Manuel Igreja

Manuel Igreja

A Mulher duriense

A obra assombrosa e sem medida que é o Alto Douro vinhateiro, é em si mesma uma absoluta homenagem à capacidade humana de fazer acontecer.

Ao longo de gerações, mulheres e homens que nunca foram meninas nem meninos, interagiram com a paisagem melhorando-a embelezando-a para nela e com ela ser possível o surgir de néctares dignos dos deuses do olimpo.

Cuidando mais das cepas que das vidas, estenderam uma imensa tela feita de montes pintados quem nem pintores com muitos cuidados. A poder de muita força e de muito suor escorrido sobre o xisto britado espalhado nos bardos, ergueram o sublime escadario que nos leva quase até ao céu.

Neste fazer e neste modo de ser, a Mulher foi e é a refusta que reforça o alinhamento, a gavinha que agarra os acontecimentos dando-lhe sentido e sentimento. No momento preciso e no local certo, a Mulher duriense esgravatava para pôr o pão em cima da mesa, com sabedoria mediava conflitos e deixava a sua marca na marcha das coisas em direção ao lagar.

Nos tempos de antes, buscava e acartava a lenha para a lareira no Lar, repartia as côdeas de pão e os pedaços de condoito pelos seus, dava força aos outros quando as suas mingavam. Acrescentava sempre ao que quase nada havia para que houvesse alguma coisa. Ponteava as meias com o mesmo empenho com que remendava os rasgos da vida.

Feitas as lides do lar ia cuidar das vides, não sem antes ir de cântaro à fonte suprimir-se de água. Na sua cabeça, a rodilha acomodava o cesto onde seguia a magra refeição para quem nos vinhedos já feitos ou a nascer mourejava à espera das uvas que Deus dava.

Indo buscar forças insondáveis dentro de si, labutava no granjeio e quando possível não se descuidava no asseio. Deitava os olhos aos seus. Cuidadosa, ensinava as coisas do mundo escasso que era seu. Educava a prole. Passava valores de valentia e de honradez.

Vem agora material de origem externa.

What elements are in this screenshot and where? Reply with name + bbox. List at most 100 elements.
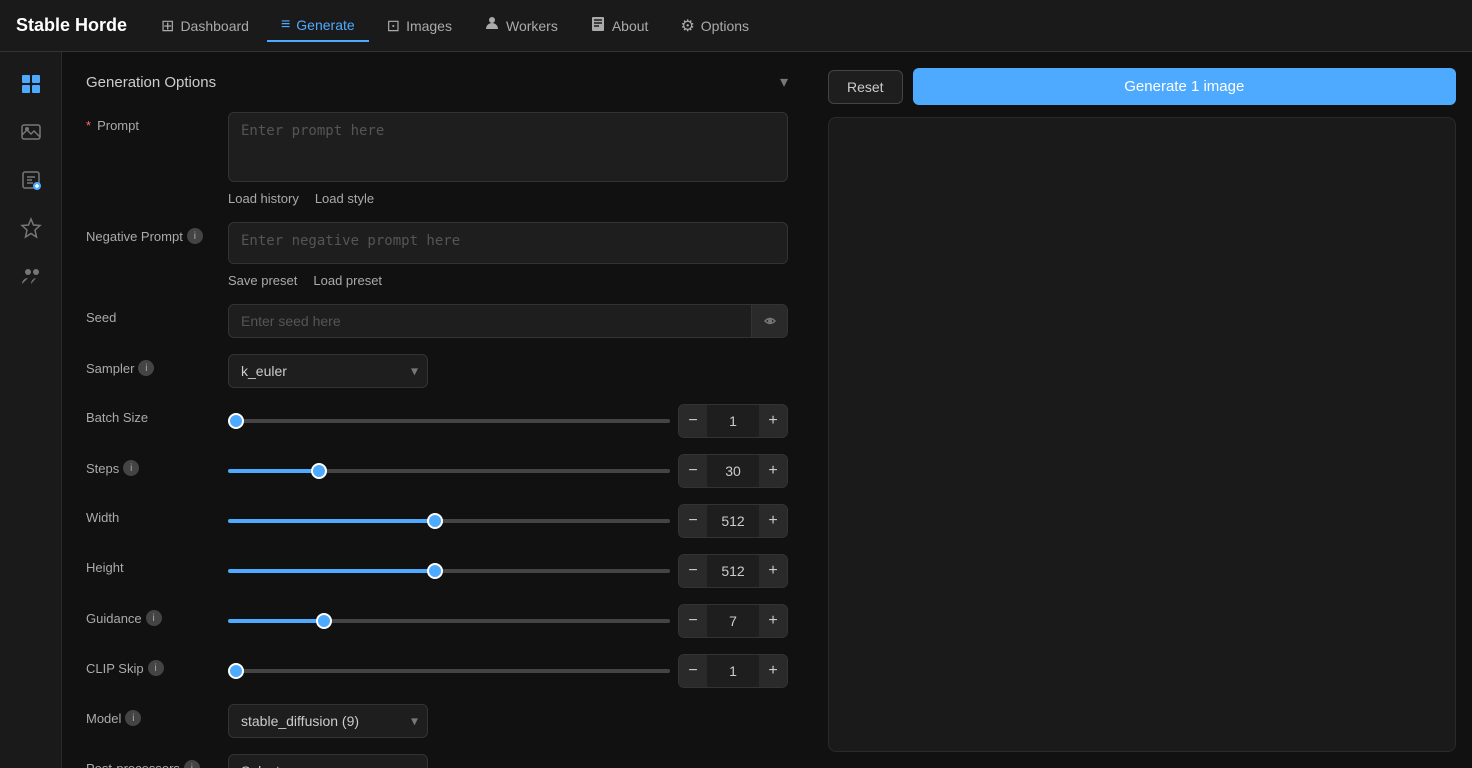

Não esmorecia, ou pelos menos escondia. Na sua condição de serva ou de senhora, parecia sempre saber qual a hora. Quem nem uma bússola, apontava o Norte. Pouco acreditava na sorte. Por isso incentivava e trabalhava. Sorria quando por vezes lhe apetecia chorar. Era a vela na embarcação que sabia o porto de destino.

Quando nos caminhos da vida ora alegre, ora sofrida, surgiram encruzilhadas, desatava e fazia desatar. Influenciava os de perto que andavam longe a cuidar das coisas e das loisas, e que necessitavam de uma âncora e de um aconchego no regresso ao lar. Apesar de tudo ser um não acabar de aperreações, tudo se fazia para que sempre palpitassem os corações.

A Mulher do Douro amava e sabia amar. Dava, mas gostava de receber. Era grata, mas quase nunca ingrata. Sabia da sua missão de ajudar no erguer desta realidade assombrosa e ímpar.
Se as circunstâncias lhe exigissem ser timoneira não hesitava e tomava a dianteira.

Passava ela a comandar e a fazer as voltas que as vinhas exigem e que os vinhos pedem.
No Douro vinhateiro as mulheres que sempre foram senhoras jamais se tiraram de trabalhos e de cuidados. Guiaram caroças e camionetas, vindimaram, despejaram baldes, chegaram enxofre e sulfate, pelejaram fazendo em cada quotidiano um viver feito arte.

A Mulher do Douro foi e é tudo isto muito mais. Não foi somente ontem. No Douro vinhateiro o tempo não tem medida nem tempo para dar mais tempo pois o ciclo se repete. Feita uma vindima logo se pensa na que está para vir.

Lavam-se os cestos, mas não se arrumam as canseiras. Por isso a Mulher do Douro permanentemente se renova. Desponta e segue. Inteira e limpa para que como as parras coloridas habite na substância do tempo. Por isso foi o que é e será o que sempre foi.